With the Federal Reserve continuing to raise interest rates, most recently earlier this month, new data shows that mortgage rates have surged once again.
According to the financial company Bankrate, the average interest rate on a 30-year mortgage rose to 6.66% this week, up from 6.58% last week.
While the average for 30-year fixed-rate mortgages has been around 6.33% over the last 52 weeks, just a year ago, the rate was at 5.45%.
Mortgage rates have soared as the Fed continues its fight to control inflation through its 10 consecutive decisions to raise key interest rates. However, Bankrate noted that while the moves from the central bank are influential, it doesn’t directly set fixed mortgage rates.

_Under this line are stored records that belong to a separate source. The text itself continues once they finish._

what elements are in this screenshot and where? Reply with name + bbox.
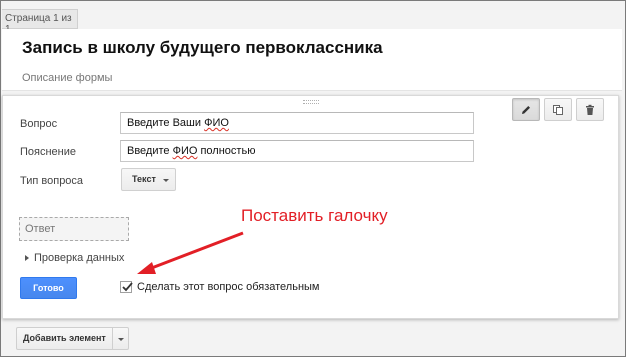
chevron-down-icon <box>117 338 124 341</box>
add-item-control: Добавить элемент <box>16 327 129 350</box>
window-frame: Страница 1 из 1 Запись в школу будущего … <box>0 0 626 357</box>
annotation-arrow-icon <box>137 231 244 274</box>
add-item-dropdown[interactable] <box>112 327 129 350</box>
add-item-button[interactable]: Добавить элемент <box>16 327 113 350</box>
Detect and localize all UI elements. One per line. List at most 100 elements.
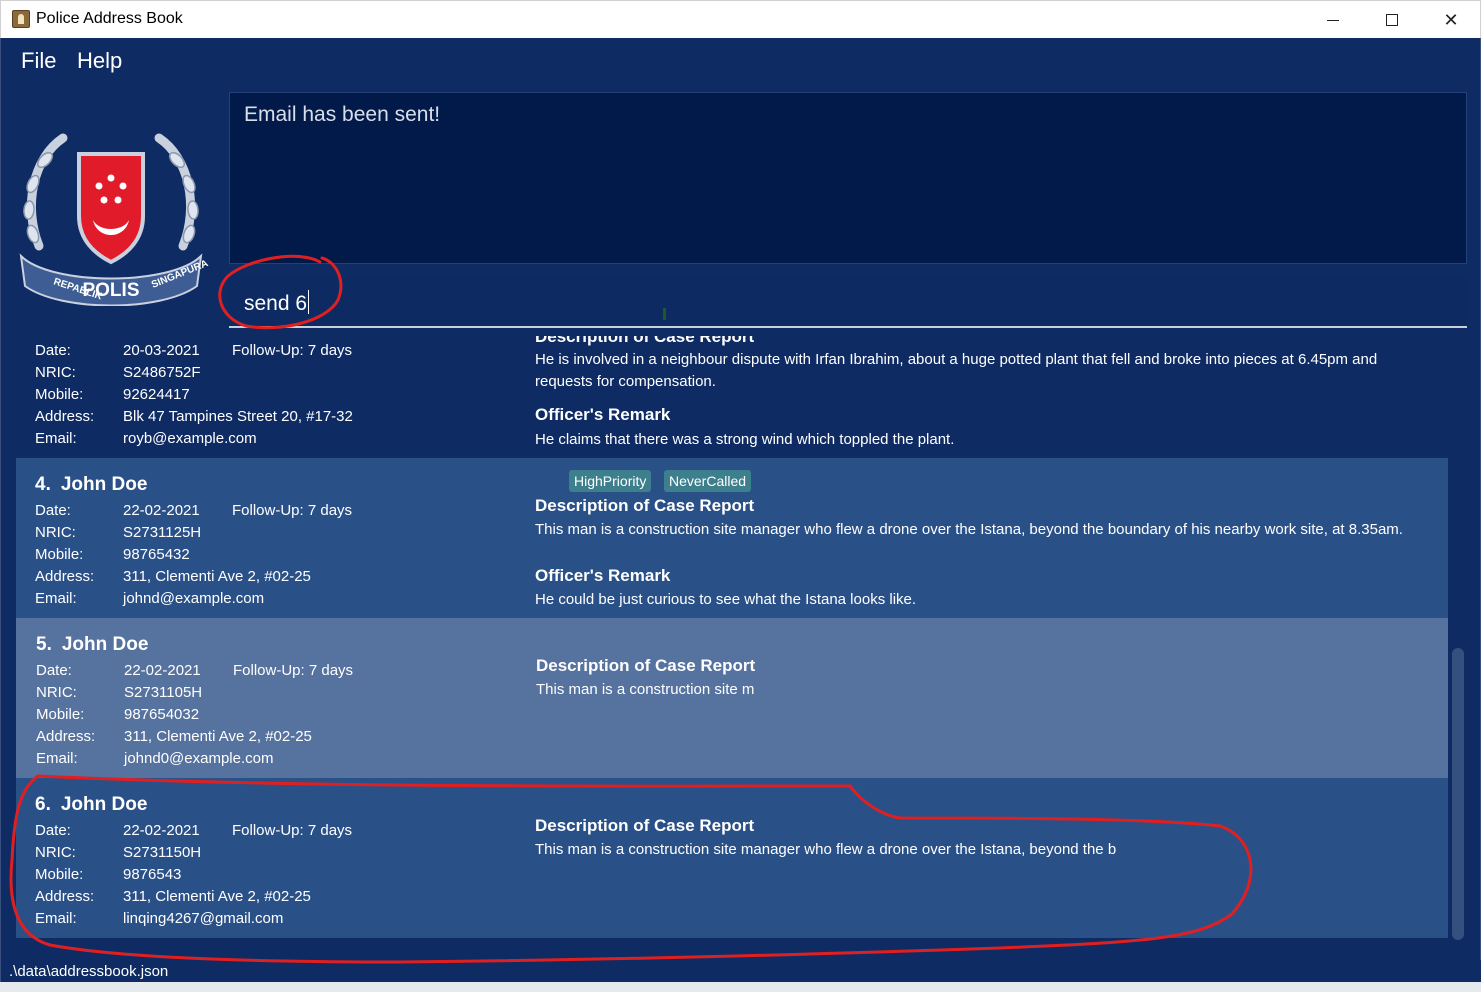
menu-bar: File Help (1, 38, 1481, 82)
email-value: linqing4267@gmail.com (123, 910, 284, 927)
maximize-icon (1386, 14, 1398, 26)
close-button[interactable]: ✕ (1422, 1, 1480, 39)
person-list[interactable]: Date: 20-03-2021 Follow-Up: 7 days NRIC: S… (16, 336, 1448, 940)
nric-value: S2486752F (123, 364, 201, 381)
date-label: Date: (35, 342, 71, 359)
nric-value: S2731125H (123, 524, 202, 541)
remark-text: He could be just curious to see what the… (535, 591, 917, 608)
address-label: Address: (35, 568, 95, 585)
mobile-value: 92624417 (123, 386, 190, 403)
person-card[interactable]: Date: 20-03-2021 Follow-Up: 7 days NRIC: S… (16, 336, 1448, 458)
nric-value: S2731105H (124, 684, 203, 701)
logo-center-text: POLIS (82, 280, 139, 301)
email-label: Email: (35, 590, 77, 607)
address-row: Address: 311, Clementi Ave 2, #02-25 (35, 888, 311, 905)
minimize-icon (1327, 19, 1339, 21)
mobile-label: Mobile: (35, 546, 84, 563)
followup-text: Follow-Up: 7 days (232, 502, 353, 519)
mobile-row: Mobile: 987654032 (36, 706, 199, 723)
address-row: Address: 311, Clementi Ave 2, #02-25 (35, 568, 311, 585)
app-window: Police Address Book ✕ File Help REPABLIK… (0, 0, 1481, 992)
list-scrollbar-thumb[interactable] (1452, 648, 1464, 940)
address-label: Address: (35, 408, 95, 425)
nric-label: NRIC: (36, 684, 77, 701)
mouse-cursor-icon (663, 308, 666, 320)
address-value: Blk 47 Tampines Street 20, #17-32 (123, 408, 353, 425)
nric-label: NRIC: (35, 844, 76, 861)
case-report-text: He is involved in a neighbour dispute wi… (535, 351, 1378, 390)
email-label: Email: (36, 750, 78, 767)
case-report-text: This man is a construction site manager … (535, 841, 1117, 858)
followup-text: Follow-Up: 7 days (232, 822, 353, 839)
mobile-label: Mobile: (35, 386, 84, 403)
address-book-icon (12, 10, 30, 28)
case-report-text: This man is a construction site manager … (535, 521, 1403, 538)
date-value: 22-02-2021 (124, 662, 201, 679)
case-report-title: Description of Case Report (535, 816, 755, 835)
menu-file[interactable]: File (21, 48, 56, 74)
address-label: Address: (36, 728, 96, 745)
person-index: 4. (35, 474, 51, 495)
email-row: Email: linqing4267@gmail.com (35, 910, 283, 927)
followup-text: Follow-Up: 7 days (233, 662, 354, 679)
date-label: Date: (35, 502, 71, 519)
minimize-button[interactable] (1304, 1, 1362, 39)
command-input[interactable]: send 6 (229, 276, 1467, 328)
nric-label: NRIC: (35, 524, 76, 541)
person-card-selected[interactable]: 5. John Doe Date: 22-02-2021 Follow-Up: 7 … (16, 618, 1448, 778)
red-shield-icon (77, 152, 145, 265)
maximize-button[interactable] (1363, 1, 1421, 39)
person-card[interactable]: 4. John Doe Date: 22-02-2021 Follow-Up: 7 … (16, 458, 1448, 618)
command-text: send 6 (244, 290, 310, 316)
address-row: Address: Blk 47 Tampines Street 20, #17-3… (35, 408, 353, 425)
close-icon: ✕ (1443, 9, 1459, 30)
result-display: Email has been sent! (229, 92, 1467, 264)
case-report-title: Description of Case Report (536, 656, 756, 675)
address-row: Address: 311, Clementi Ave 2, #02-25 (36, 728, 312, 745)
person-name-text: John Doe (61, 634, 149, 655)
person-index: 6. (35, 794, 51, 815)
date-label: Date: (36, 662, 72, 679)
date-row: Date: 22-02-2021 (35, 502, 200, 519)
person-name-text: John Doe (60, 794, 148, 815)
address-value: 311, Clementi Ave 2, #02-25 (123, 568, 311, 585)
followup-text: Follow-Up: 7 days (232, 342, 353, 359)
person-card[interactable]: 6. John Doe Date: 22-02-2021 Follow-Up: 7 … (16, 778, 1448, 938)
address-value: 311, Clementi Ave 2, #02-25 (123, 888, 311, 905)
address-label: Address: (35, 888, 95, 905)
case-report-title: Description of Case Report (535, 496, 755, 515)
date-value: 22-02-2021 (123, 822, 200, 839)
person-name: 5. John Doe (36, 634, 148, 656)
nric-row: NRIC: S2731150H (35, 844, 201, 861)
email-row: Email: royb@example.com (35, 430, 257, 447)
tag-badge: NeverCalled (664, 470, 752, 492)
remark-text: He claims that there was a strong wind w… (535, 431, 955, 448)
email-value: johnd@example.com (123, 590, 265, 607)
date-label: Date: (35, 822, 71, 839)
person-name: 4. John Doe (35, 474, 147, 496)
nric-value: S2731150H (123, 844, 202, 861)
main-panel: File Help REPABLIK POLIS SINGAPURA Email… (0, 38, 1481, 992)
case-report-text: This man is a construction site m (536, 681, 755, 698)
menu-help[interactable]: Help (77, 48, 122, 74)
police-crest-logo: REPABLIK POLIS SINGAPURA (19, 133, 210, 306)
title-bar: Police Address Book ✕ (0, 0, 1481, 38)
data-file-path: .\data\addressbook.json (9, 963, 169, 980)
date-row: Date: 22-02-2021 (35, 822, 200, 839)
case-report-title: Description of Case Report (535, 336, 755, 346)
result-message: Email has been sent! (244, 103, 441, 126)
person-index: 5. (36, 634, 52, 655)
mobile-value: 98765432 (123, 546, 190, 563)
email-label: Email: (35, 430, 77, 447)
text-caret (308, 290, 310, 314)
remark-title: Officer's Remark (535, 405, 671, 424)
email-value: royb@example.com (123, 430, 257, 447)
nric-row: NRIC: S2486752F (35, 364, 201, 381)
os-taskbar (0, 982, 1481, 992)
date-value: 20-03-2021 (123, 342, 200, 359)
email-value: johnd0@example.com (124, 750, 274, 767)
person-name: 6. John Doe (35, 794, 147, 816)
email-row: Email: johnd0@example.com (36, 750, 273, 767)
person-name-text: John Doe (60, 474, 148, 495)
date-row: Date: 22-02-2021 (36, 662, 201, 679)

“Mortgage rates don’t take direct cues from the Fed and will instead respond to the outlook for the economy and inflation. A slowing economy and an easing of inflation pressures are the prerequisites for lower mortgage rates,” Greg McBride, Bankrate’s Chief Financial Analyst, said.
The Labor Department has reported that inflation is back to where it was in 2021, as it cooled to 4.9% in April.
Even still, mortgage rates have remained high and continue to have an impact on people’s ability to afford homes.
The U.S. Department of Housing and Urban Development reports that the national median family income for 2022 was $90,000, with the median price of an existing home being $375,700 in March of this year.
Bankrate shared that with a 20% down payment and current mortgage rates, the monthly payment on a home at the median market price would be nearly 26% of an average family’s monthly income.
While prices and average income have varied, Bankrate notes that last year at this time, the average home payment only required 19% of a family’s monthly income.
Even though mortgage rates are below their November 2022 peak of over 7%, they are nowhere near where they were in 2021, when the average rate was less than 3%.